What would such a very conservatively designed universal program look like? Eligibility for the program would be limited to those who an independent clinical examiner determines are unable to perform two activities of daily living (e.g., bathing, toileting, and eating). This is a criterion that many state Medicaid programs already use, and it could be assessed annually during the initial implementation period to further develop and monitor uniformity of functional assessment over time. Second, the program would include cost-sharing that differs depending on people’s means. Medicare beneficiaries with high incomes and high assets would receive modest assistance from the program to cover some of the costs of home care. Those with fewer assets and lower incomes would pay much less. Third, beneficiaries’ contribution to the costs of care would vary depending on both current income and accumulated assets, but through cost-sharing rather than strict cutoffs. For example, we could allow all Medicare-eligible beneficiaries with incomes up to 150% of the poverty line ($22,600 in 2024) and assets up to $30,000 to be fully covered, with the costs above. Above that limit, individuals would still qualify, but would pay a cost-share from their own assets to defray taxpayer costs. Fourth, only care provided by formal caregivers associated with a home care agency would be covered. Support hours are determined on a need-to-know basis, but the provider agency would be subject to a population-based service-hour budget. The combination of resource-based copayments and population-level budgeting ensures that the costs of this program do not skyrocket. Finally, federal Medicaid costs saved by shifting home care benefits from Medicaid to Medicare would be used to defray the costs of the program.

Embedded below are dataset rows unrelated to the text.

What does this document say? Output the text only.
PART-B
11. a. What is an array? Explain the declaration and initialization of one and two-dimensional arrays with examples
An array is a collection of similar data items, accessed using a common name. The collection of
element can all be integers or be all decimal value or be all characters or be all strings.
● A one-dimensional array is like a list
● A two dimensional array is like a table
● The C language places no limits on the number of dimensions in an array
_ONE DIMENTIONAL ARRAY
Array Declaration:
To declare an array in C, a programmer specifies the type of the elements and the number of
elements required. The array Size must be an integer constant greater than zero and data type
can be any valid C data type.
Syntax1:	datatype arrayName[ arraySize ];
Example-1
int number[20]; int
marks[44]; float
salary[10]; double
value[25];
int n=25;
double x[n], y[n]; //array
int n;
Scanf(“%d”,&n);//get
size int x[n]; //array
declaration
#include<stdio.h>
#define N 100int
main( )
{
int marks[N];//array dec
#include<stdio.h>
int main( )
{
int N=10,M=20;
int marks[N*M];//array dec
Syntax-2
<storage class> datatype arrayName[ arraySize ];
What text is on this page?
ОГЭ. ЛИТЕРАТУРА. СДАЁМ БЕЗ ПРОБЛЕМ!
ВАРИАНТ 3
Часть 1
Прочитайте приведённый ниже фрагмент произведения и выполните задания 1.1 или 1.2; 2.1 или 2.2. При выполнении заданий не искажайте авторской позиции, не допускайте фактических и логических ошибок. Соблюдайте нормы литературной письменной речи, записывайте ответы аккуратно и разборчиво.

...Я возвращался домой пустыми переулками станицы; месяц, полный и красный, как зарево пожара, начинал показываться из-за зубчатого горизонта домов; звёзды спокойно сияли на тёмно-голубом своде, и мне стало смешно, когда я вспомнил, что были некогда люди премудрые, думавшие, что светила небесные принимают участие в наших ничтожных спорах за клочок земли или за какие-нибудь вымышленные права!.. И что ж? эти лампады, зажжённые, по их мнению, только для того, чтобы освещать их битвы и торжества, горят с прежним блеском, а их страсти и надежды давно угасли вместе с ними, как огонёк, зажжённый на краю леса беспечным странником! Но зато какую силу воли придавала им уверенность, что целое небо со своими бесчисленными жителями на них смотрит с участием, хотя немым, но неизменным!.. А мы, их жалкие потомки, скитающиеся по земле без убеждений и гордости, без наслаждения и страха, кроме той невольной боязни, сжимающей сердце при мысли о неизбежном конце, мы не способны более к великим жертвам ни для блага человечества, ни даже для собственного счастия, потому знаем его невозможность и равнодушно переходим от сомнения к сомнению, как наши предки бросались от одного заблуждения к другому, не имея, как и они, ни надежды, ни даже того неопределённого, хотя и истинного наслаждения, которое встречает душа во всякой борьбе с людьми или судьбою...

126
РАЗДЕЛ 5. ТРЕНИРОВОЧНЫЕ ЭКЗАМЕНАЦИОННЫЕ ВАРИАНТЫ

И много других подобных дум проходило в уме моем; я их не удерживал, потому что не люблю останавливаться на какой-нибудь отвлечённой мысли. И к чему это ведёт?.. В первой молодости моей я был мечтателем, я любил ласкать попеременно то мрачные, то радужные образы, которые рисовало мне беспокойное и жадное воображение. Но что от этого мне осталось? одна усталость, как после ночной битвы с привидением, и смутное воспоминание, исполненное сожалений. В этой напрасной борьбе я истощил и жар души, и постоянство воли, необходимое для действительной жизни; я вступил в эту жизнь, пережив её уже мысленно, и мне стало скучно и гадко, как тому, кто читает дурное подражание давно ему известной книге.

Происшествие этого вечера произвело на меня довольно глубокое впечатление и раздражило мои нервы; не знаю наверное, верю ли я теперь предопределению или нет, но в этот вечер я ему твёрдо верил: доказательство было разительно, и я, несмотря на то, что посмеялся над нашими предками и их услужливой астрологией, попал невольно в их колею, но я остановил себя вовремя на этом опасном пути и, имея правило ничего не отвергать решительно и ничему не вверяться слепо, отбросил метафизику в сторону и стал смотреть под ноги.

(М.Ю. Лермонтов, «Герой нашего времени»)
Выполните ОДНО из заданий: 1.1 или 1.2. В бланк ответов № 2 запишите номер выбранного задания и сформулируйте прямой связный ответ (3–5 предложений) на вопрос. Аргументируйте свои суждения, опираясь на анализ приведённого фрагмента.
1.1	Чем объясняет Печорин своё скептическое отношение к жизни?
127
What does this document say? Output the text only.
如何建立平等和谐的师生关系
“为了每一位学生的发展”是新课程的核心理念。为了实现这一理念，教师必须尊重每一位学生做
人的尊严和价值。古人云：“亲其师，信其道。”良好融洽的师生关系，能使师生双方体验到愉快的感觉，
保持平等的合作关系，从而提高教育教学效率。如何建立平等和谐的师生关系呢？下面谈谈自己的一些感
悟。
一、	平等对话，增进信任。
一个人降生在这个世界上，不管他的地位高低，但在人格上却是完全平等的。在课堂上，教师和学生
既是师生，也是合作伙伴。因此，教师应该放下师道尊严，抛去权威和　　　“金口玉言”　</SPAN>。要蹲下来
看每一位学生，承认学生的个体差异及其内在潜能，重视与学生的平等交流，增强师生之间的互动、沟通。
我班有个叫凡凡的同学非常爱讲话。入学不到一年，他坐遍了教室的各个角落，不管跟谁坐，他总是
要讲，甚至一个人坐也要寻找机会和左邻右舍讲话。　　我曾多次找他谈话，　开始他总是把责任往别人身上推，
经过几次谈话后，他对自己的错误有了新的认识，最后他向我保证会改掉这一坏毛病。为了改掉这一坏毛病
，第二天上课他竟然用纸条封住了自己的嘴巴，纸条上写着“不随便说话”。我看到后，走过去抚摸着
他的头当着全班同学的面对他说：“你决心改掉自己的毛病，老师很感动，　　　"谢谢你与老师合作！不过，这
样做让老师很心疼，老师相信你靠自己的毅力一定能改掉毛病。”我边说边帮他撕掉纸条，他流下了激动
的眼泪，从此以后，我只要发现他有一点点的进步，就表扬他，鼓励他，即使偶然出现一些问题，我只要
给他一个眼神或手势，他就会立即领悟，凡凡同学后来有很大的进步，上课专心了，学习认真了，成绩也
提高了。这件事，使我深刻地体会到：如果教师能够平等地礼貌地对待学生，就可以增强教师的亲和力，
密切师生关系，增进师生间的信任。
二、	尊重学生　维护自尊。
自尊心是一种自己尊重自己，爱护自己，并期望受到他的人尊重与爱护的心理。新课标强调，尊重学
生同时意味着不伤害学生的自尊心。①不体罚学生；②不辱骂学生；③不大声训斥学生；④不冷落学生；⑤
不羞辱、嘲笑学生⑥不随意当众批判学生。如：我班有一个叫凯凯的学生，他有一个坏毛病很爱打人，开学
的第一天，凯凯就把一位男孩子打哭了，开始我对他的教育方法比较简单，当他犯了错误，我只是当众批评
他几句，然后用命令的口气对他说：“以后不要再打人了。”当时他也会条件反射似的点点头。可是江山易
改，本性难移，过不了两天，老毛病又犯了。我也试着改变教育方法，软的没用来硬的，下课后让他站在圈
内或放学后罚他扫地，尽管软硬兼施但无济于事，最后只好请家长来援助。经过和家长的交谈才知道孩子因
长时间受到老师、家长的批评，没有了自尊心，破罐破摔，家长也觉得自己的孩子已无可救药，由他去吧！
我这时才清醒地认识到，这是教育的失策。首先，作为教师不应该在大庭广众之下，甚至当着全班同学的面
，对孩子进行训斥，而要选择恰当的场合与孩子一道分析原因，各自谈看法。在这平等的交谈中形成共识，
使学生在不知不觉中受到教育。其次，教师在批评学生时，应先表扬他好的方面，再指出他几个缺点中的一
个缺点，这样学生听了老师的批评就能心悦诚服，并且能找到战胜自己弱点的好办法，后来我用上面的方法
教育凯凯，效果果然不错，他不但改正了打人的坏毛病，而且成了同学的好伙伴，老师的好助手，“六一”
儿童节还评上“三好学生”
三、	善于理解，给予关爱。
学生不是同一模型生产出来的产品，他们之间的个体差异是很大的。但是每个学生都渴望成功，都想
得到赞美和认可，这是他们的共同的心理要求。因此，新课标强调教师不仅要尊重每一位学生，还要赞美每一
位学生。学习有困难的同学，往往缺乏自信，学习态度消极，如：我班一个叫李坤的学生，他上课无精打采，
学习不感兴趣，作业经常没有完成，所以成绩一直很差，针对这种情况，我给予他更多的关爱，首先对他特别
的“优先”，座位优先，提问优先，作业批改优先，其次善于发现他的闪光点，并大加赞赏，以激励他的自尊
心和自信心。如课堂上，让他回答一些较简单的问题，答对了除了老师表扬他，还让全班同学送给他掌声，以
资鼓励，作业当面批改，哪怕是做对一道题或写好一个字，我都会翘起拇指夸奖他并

The program we outline focuses benefits on the most vulnerable people who currently have the least eligibility and the least means to pay for services. But there are many others who could benefit from a new home care program. People with functional impairments who do not meet the two activities of daily living standard may also need assistance. Lower costs for middle-class people give them more resources to enjoy life to the fullest. The trade-off is simple: more people get more protection at the expense of higher costs for the federal budget. We cannot define where the line should be drawn (that is a job for Congress). But our analysis suggests that there are ways to add home care benefits to the Medicare program that are programmatically manageable and fiscally feasible.